By the time of the negotiations on the protocol, CATW had been around for a while and they had gained a lot of influence. I attended one of their conferences in New York at the end of the 1980s. At that point they hadn’t a clue about trafficking or the position and experiences of migrant women. They were mainly focused on violence against white women and pornography. I remember Andrea Dworkin, like a priestess sweeping a whole hall of women into hysterics about a woman being forced by her employer to look at Deep Throat, a famous porno film at that time. But during the 1990s they got a lot of money from conservative governments and became a rich, important, influential anti-prostitution lobby with chapters in a number of Asian countries.
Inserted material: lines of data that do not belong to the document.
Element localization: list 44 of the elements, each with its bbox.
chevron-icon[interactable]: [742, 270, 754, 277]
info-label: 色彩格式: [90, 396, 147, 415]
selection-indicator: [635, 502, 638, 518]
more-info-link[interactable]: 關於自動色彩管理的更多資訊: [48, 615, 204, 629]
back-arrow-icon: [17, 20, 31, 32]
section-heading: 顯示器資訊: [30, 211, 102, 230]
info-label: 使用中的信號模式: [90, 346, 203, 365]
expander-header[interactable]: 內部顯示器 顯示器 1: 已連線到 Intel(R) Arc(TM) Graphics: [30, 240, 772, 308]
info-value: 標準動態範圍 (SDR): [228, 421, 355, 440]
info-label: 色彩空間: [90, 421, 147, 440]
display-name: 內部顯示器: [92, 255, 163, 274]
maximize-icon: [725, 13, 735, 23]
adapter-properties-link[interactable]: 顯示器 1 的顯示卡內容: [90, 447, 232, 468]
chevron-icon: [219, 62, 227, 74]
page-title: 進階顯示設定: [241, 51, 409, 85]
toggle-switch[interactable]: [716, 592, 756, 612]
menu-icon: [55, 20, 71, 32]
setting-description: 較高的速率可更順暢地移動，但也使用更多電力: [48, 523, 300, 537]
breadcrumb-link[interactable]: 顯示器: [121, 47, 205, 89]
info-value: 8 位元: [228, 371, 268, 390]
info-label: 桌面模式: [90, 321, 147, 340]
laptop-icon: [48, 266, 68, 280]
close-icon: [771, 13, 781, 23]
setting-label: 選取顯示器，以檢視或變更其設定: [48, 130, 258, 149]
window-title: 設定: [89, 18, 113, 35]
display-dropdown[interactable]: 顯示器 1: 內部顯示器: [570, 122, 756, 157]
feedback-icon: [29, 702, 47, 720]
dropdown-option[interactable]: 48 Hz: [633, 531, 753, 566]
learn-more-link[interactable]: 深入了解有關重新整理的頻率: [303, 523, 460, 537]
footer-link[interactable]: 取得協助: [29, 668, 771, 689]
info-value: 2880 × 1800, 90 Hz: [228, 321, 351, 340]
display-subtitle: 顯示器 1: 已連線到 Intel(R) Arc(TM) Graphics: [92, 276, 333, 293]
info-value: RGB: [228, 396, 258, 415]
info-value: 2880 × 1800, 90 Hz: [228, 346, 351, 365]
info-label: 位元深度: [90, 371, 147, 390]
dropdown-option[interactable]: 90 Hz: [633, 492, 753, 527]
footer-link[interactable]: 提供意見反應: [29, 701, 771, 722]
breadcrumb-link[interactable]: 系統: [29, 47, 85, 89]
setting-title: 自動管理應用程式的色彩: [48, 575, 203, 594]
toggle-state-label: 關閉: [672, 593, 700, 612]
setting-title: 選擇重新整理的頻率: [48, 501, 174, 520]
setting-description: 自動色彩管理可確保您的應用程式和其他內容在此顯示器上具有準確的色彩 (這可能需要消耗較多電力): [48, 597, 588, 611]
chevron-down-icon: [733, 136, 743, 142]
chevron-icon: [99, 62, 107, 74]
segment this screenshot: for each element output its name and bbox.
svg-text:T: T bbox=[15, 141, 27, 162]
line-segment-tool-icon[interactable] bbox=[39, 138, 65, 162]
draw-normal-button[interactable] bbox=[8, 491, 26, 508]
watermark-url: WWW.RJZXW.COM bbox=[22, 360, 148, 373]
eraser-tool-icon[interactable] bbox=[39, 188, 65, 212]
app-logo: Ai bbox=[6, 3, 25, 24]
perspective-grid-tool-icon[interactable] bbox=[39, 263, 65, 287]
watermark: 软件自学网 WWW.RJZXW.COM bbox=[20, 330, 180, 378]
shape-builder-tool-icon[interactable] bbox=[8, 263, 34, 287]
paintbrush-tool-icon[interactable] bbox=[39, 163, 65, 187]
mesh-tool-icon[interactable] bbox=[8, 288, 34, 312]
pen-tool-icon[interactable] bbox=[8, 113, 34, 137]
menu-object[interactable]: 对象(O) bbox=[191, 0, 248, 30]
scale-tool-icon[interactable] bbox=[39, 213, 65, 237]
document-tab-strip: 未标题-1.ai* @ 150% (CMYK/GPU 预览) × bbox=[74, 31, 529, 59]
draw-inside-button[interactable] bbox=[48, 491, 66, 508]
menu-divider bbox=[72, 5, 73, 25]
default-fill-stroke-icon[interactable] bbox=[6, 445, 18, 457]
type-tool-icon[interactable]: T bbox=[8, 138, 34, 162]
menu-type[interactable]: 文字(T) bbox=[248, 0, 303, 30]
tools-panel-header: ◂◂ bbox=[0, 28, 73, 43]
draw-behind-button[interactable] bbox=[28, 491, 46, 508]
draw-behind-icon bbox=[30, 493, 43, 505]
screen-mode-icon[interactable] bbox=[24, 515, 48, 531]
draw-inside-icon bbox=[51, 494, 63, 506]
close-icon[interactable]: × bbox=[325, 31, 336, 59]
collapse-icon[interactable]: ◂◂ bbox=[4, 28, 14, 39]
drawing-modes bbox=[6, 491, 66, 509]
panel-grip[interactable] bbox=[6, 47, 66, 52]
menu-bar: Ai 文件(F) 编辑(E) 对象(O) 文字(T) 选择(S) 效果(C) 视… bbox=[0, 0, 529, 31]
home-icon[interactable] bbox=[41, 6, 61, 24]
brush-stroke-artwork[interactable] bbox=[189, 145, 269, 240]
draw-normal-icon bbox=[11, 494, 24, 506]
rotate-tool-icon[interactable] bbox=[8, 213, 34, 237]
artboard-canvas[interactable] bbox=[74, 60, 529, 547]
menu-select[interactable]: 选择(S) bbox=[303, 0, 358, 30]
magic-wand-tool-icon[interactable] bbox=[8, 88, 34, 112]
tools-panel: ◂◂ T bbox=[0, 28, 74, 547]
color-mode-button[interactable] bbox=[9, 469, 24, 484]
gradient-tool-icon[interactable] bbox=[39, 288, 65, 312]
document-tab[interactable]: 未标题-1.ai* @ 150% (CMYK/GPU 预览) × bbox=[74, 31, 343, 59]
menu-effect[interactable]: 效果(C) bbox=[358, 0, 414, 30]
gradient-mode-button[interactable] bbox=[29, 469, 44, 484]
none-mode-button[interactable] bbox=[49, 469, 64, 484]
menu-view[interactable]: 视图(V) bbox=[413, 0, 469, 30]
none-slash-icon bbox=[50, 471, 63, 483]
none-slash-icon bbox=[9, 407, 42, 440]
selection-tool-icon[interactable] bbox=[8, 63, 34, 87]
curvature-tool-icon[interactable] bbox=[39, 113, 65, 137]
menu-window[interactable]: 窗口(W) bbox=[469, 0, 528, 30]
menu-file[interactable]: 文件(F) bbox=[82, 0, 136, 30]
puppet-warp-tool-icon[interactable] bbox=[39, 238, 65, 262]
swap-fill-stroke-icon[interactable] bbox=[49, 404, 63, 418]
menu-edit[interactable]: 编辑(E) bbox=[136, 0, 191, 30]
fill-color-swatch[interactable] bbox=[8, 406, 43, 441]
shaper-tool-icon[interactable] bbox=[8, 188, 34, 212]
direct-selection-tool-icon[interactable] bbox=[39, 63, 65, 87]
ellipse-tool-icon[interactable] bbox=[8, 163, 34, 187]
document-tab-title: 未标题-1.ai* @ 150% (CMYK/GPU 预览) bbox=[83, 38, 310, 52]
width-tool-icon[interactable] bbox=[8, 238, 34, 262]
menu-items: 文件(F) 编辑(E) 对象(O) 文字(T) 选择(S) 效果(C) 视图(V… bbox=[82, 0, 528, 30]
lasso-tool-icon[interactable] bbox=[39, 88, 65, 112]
If I remember correctly, they were not there for the first session of negotiations on the protocol, but from the second session onwards they were there. And from that time on, there were two opposed NGO-lobbying blocks. Our block, operating under the name of Human Rights Caucus, advocated a broad and comprehensive definition of trafficking with coercion as the core element. We wanted to include men as well as women and children, to go beyond prostitution and include all sectors of work in which people could end up under slavery and forced labour-like conditions, and to include both cross-border and internal trafficking. We wanted to go broad as we thought this might neutralise the problematic parts of the traditional concept of trafficking.

The other block, which next to CATW included among others the European Women’s Lobby and the French International Abolitionist Federation, wanted a protocol that defined all prostitution as trafficking, and that only applied to women and children. Significantly, they operated under the name of International Human Rights Network, kind of copying our name and adding to the confusion about who was who. Those were the two opposing positions, and the final definition is a clear compromise between those two positions. On the one hand it makes a clear distinction between sex work and trafficking. It covers women, men, and children, and includes all labour sectors rather than just the sex industry. On the other hand, “exploitation of prostitution and sexual exploitation” is singled out as separate and different from what came to be called ‘labour exploitation’ – that is forced labour, slavery-like practices and servitude in other industries. And we’ve seen the harmful effects of it.